Mehr als 40 Jahre lebt Silke im Körper eines Mannes. Dann wird ihr klar: Sie ist schon immer eine Frau. Was folgt, ist ein zähes Ringen um die eigene Identität, das noch lange nicht abgeschlossen ist.
Klar hat sie ein Foto. Silke zückt ihr Handy und tippt darauf herum, bis sie das Bild von Sven findet. Es ist ein Bewerbungsfoto. Sven im blauen Jackett, mit weißem Hemd und Krawatte. Ein Mann Mitte vierzig, graues Haar, grauer Bart. Der Blick ernst, man könnte auch sagen: elend. Der ganze Ausdruck wirkt gequält. »Na freilich«, sagt Silke. »Das war ja auch ne arme Sau.« Sie muss es wissen. Denn Sven, das war sie.
Was immer einem beim Begriff »transsexuell« für Bilder durch den Kopf schießen mögen, Silke entspricht ihnen herzlich wenig. Sie ist eine kleine Frau, schlicht gekleidet in Jeans und violetter Bluse. Das braune Haar trägt sie im Nacken gebunden. Stimme und Gesichtszüge lassen noch Reste von Sven erahnen. Aber das wird schon. Die Hormontherapie, begonnnen vor sechs Monaten, schlägt erst langsam an.

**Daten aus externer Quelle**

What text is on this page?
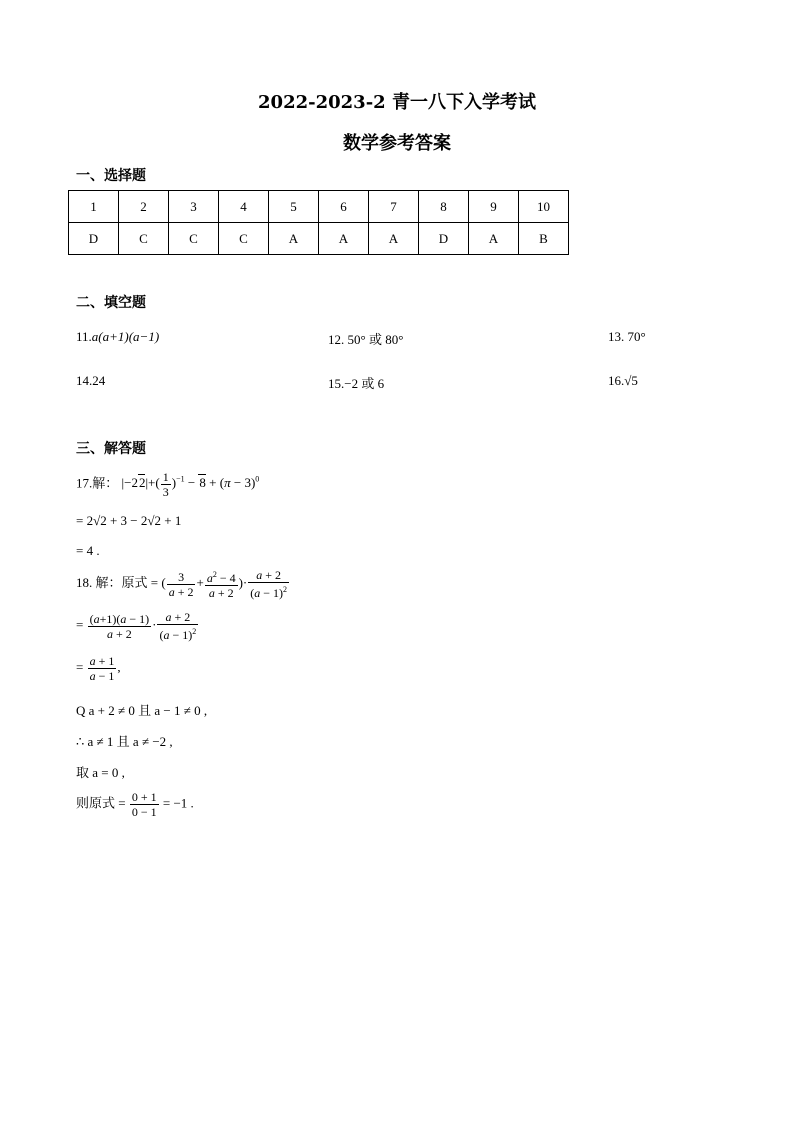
2022-2023-2 青一八下入学考试
数学参考答案
一、选择题
1	2	3	4	5	6	7	8	9	10
D	C	C	C	A	A	A	D	A	B
二、填空题
11.a(a+1)(a−1)	12. 50° 或 80°	13. 70°
14.24	15.−2 或 6	16.√5
三、解答题
17.解： $|-22|+( \frac{1}{3} )^{-1} - 8 + (\pi - 3)^0$
= 2√2 + 3 − 2√2 + 1
= 4 .
18. 解：原式 = ( $\frac{3}{a + 2} + \frac{a^2 - 4}{a + 2}$ )· $\frac{a + 2}{(a - 1)^2}$
= $\frac{(a+1)(a - 1)}{a + 2} \cdot \frac{a + 2}{(a - 1)^2}$
= $\frac{a + 1}{a - 1}$ ,
Q a + 2 ≠ 0 且 a − 1 ≠ 0 ,
∴ a ≠ 1 且 a ≠ −2 ,
取 a = 0 ,
则原式 = $\frac{0 + 1}{0 - 1} = -1$ .
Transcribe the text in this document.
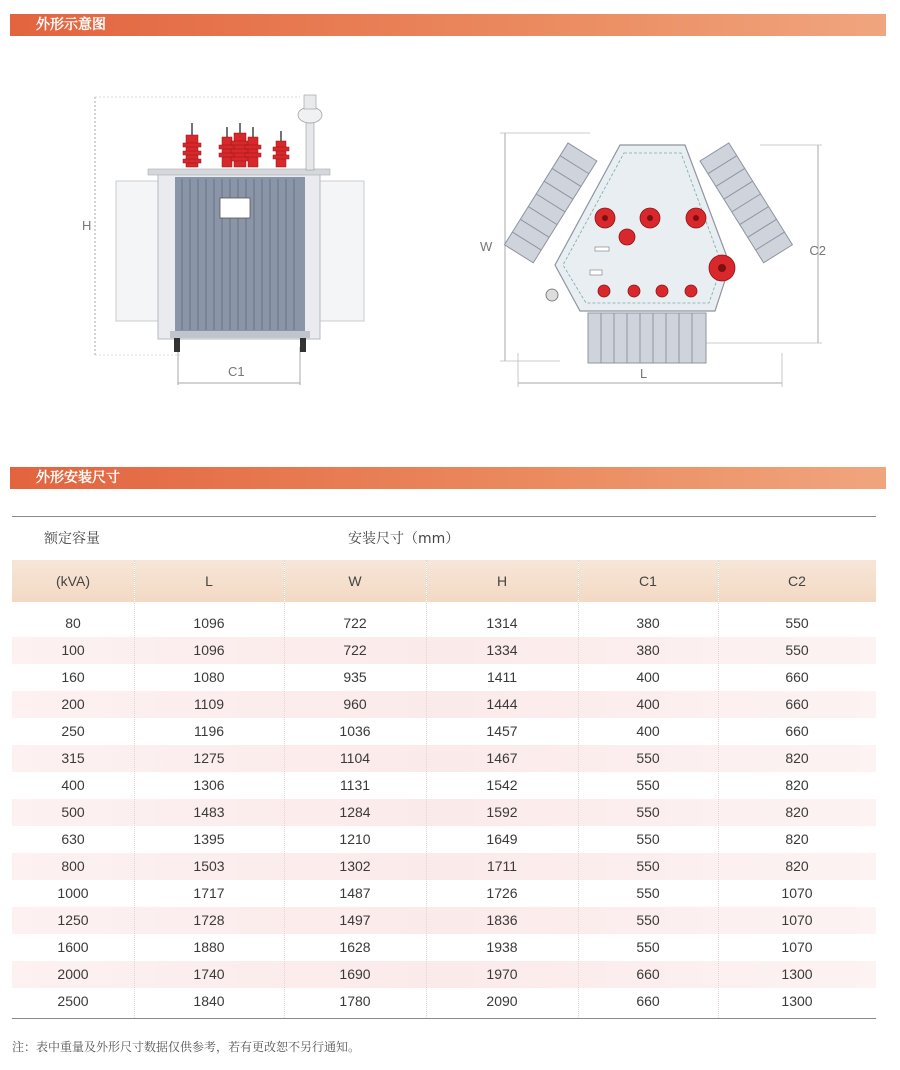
外形示意图
H
C1
W	C2
L
外形安装尺寸
额定容量	安装尺寸（mm）
(kVA)	L	W	H	C1	C2
80	1096	722	1314	380	550
100	1096	722	1334	380	550
160	1080	935	1411	400	660
200	1109	960	1444	400	660
250	1196	1036	1457	400	660
315	1275	1104	1467	550	820
400	1306	1131	1542	550	820
500	1483	1284	1592	550	820
630	1395	1210	1649	550	820
800	1503	1302	1711	550	820
1000	1717	1487	1726	550	1070
1250	1728	1497	1836	550	1070
1600	1880	1628	1938	550	1070
2000	1740	1690	1970	660	1300
2500	1840	1780	2090	660	1300
注：表中重量及外形尺寸数据仅供参考，若有更改恕不另行通知。
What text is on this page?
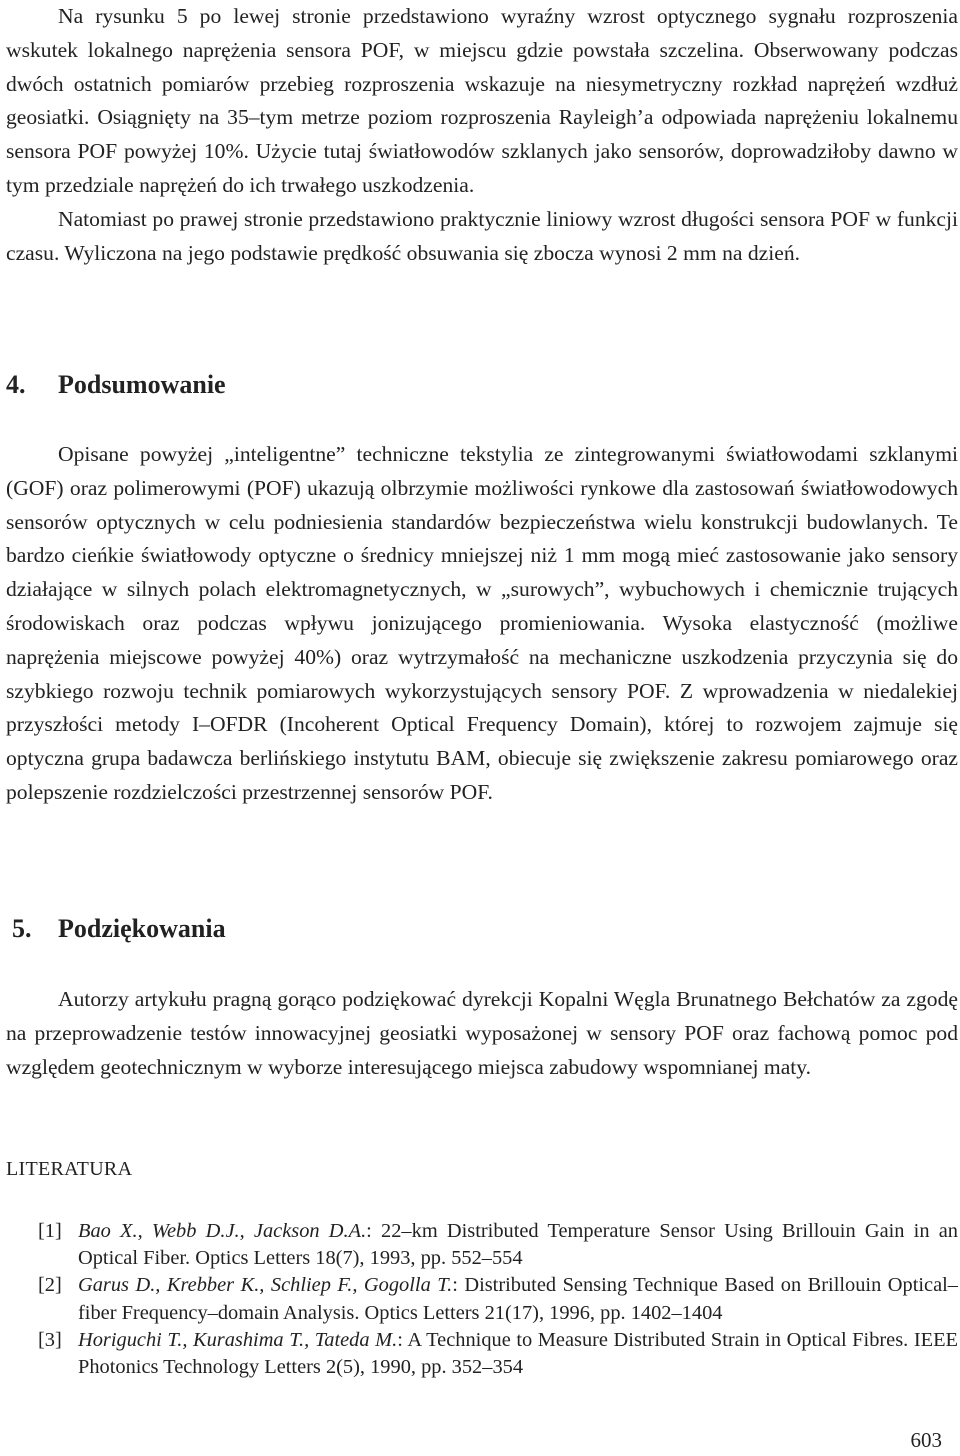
Na rysunku 5 po lewej stronie przedstawiono wyraźny wzrost optycznego sygnału rozproszenia wskutek lokalnego naprężenia sensora POF, w miejscu gdzie powstała szczelina. Obserwowany podczas dwóch ostatnich pomiarów przebieg rozproszenia wskazuje na niesymetryczny rozkład naprężeń wzdłuż geosiatki. Osiągnięty na 35–tym metrze poziom rozproszenia Rayleigh’a odpowiada naprężeniu lokalnemu sensora POF powyżej 10%. Użycie tutaj światłowodów szklanych jako sensorów, doprowadziłoby dawno w tym przedziale naprężeń do ich trwałego uszkodzenia.

Natomiast po prawej stronie przedstawiono praktycznie liniowy wzrost długości sensora POF w funkcji czasu. Wyliczona na jego podstawie prędkość obsuwania się zbocza wynosi 2 mm na dzień.

4. Podsumowanie

Opisane powyżej „inteligentne” techniczne tekstylia ze zintegrowanymi światłowodami szklanymi (GOF) oraz polimerowymi (POF) ukazują olbrzymie możliwości rynkowe dla zastosowań światłowodowych sensorów optycznych w celu podniesienia standardów bezpieczeństwa wielu konstrukcji budowlanych. Te bardzo cieńkie światłowody optyczne o średnicy mniejszej niż 1 mm mogą mieć zastosowanie jako sensory działające w silnych polach elektromagnetycznych, w „surowych”, wybuchowych i chemicznie trujących środowiskach oraz podczas wpływu jonizującego promieniowania. Wysoka elastyczność (możliwe naprężenia miejscowe powyżej 40%) oraz wytrzymałość na mechaniczne uszkodzenia przyczynia się do szybkiego rozwoju technik pomiarowych wykorzystujących sensory POF. Z wprowadzenia w niedalekiej przyszłości metody I–OFDR (Incoherent Optical Frequency Domain), której to rozwojem zajmuje się optyczna grupa badawcza berlińskiego instytutu BAM, obiecuje się zwiększenie zakresu pomiarowego oraz polepszenie rozdzielczości przestrzennej sensorów POF.

5. Podziękowania

Autorzy artykułu pragną gorąco podziękować dyrekcji Kopalni Węgla Brunatnego Bełchatów za zgodę na przeprowadzenie testów innowacyjnej geosiatki wyposażonej w sensory POF oraz fachową pomoc pod względem geotechnicznym w wyborze interesującego miejsca zabudowy wspomnianej maty.

LITERATURA
[1] Bao X., Webb D.J., Jackson D.A.: 22–km Distributed Temperature Sensor Using Brillouin Gain in an Optical Fiber. Optics Letters 18(7), 1993, pp. 552–554
[2] Garus D., Krebber K., Schliep F., Gogolla T.: Distributed Sensing Technique Based on Brillouin Optical–fiber Frequency–domain Analysis. Optics Letters 21(17), 1996, pp. 1402–1404
[3] Horiguchi T., Kurashima T., Tateda M.: A Technique to Measure Distributed Strain in Optical Fibres. IEEE Photonics Technology Letters 2(5), 1990, pp. 352–354
603
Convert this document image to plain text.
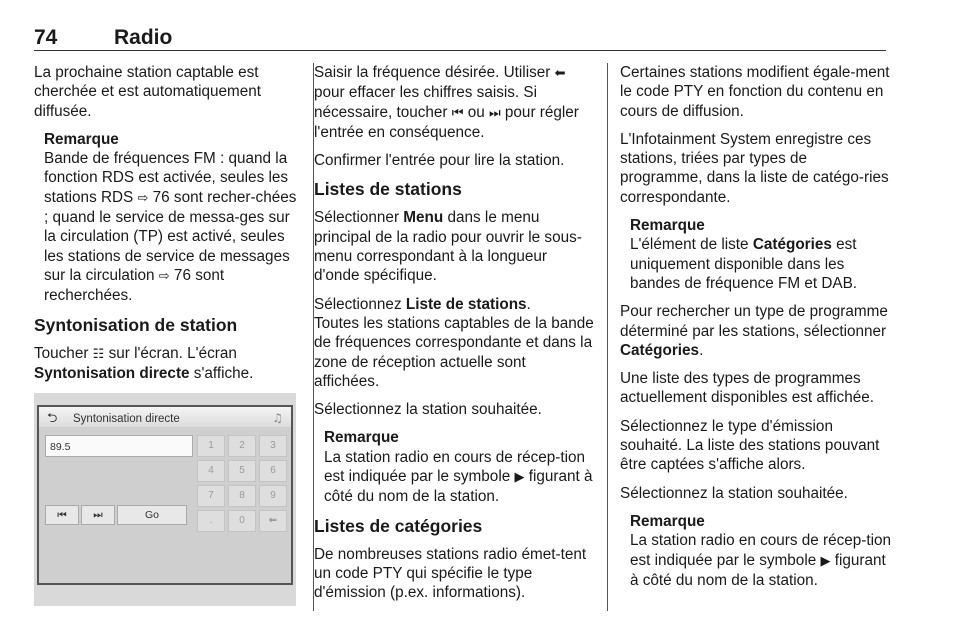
74	Radio

La prochaine station captable est cherchée et est automatiquement diffusée.

Remarque
Bande de fréquences FM : quand la fonction RDS est activée, seules les stations RDS ⇨ 76 sont recher-chées ; quand le service de messa-ges sur la circulation (TP) est activé, seules les stations de service de messages sur la circulation ⇨ 76 sont recherchées.
Syntonisation de station

Toucher ☷ sur l'écran. L'écran Syntonisation directe s'affiche.

⮌ Syntonisation directe	♫
89.5
⏮	⏭	Go
1	2	3
4	5	6
7	8	9
.	0	⇐

Saisir la fréquence désirée. Utiliser ⬅ pour effacer les chiffres saisis. Si nécessaire, toucher ⏮ ou ⏭ pour régler l'entrée en conséquence.

Confirmer l'entrée pour lire la station.

Listes de stations

Sélectionner Menu dans le menu principal de la radio pour ouvrir le sous-menu correspondant à la longueur d'onde spécifique.

Sélectionnez Liste de stations.
Toutes les stations captables de la bande de fréquences correspondante et dans la zone de réception actuelle sont affichées.

Sélectionnez la station souhaitée.

Remarque
La station radio en cours de récep-tion est indiquée par le symbole ▶ figurant à côté du nom de la station.
Listes de catégories

De nombreuses stations radio émet-tent un code PTY qui spécifie le type d'émission (p.ex. informations).

Certaines stations modifient égale-ment le code PTY en fonction du contenu en cours de diffusion.

L'Infotainment System enregistre ces stations, triées par types de programme, dans la liste de catégo-ries correspondante.

Remarque
L'élément de liste Catégories est uniquement disponible dans les bandes de fréquence FM et DAB.

Pour rechercher un type de programme déterminé par les stations, sélectionner Catégories.

Une liste des types de programmes actuellement disponibles est affichée.

Sélectionnez le type d'émission souhaité. La liste des stations pouvant être captées s'affiche alors.

Sélectionnez la station souhaitée.

Remarque
La station radio en cours de récep-tion est indiquée par le symbole ▶ figurant à côté du nom de la station.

Etwa 6000 transsexuelle Menschen gibt es in Deutschland. Vielleicht sind es auch 50 000, so genau weiß das niemand. Die Dunkelziffer ist sehr hoch. Wie die Diskrepanz zwischen dem äußeren, biologischen und dem empfundenen Geschlecht entsteht, weiß bislang niemand. »Geschlechtsidentitätsstörung« lautet der Fachbegriff. Einige vermuten die Ursachen im Gehirn, andere machen die Hormone verantwortlich. Den Betroffenen selbst bringt die Suche nach den Gründen nur wenig. Sie sprechen auch lieber von »Transidentität«. Weil das Ganze nichts mit Sex zu tun hat, sondern mit dem Selbstbild.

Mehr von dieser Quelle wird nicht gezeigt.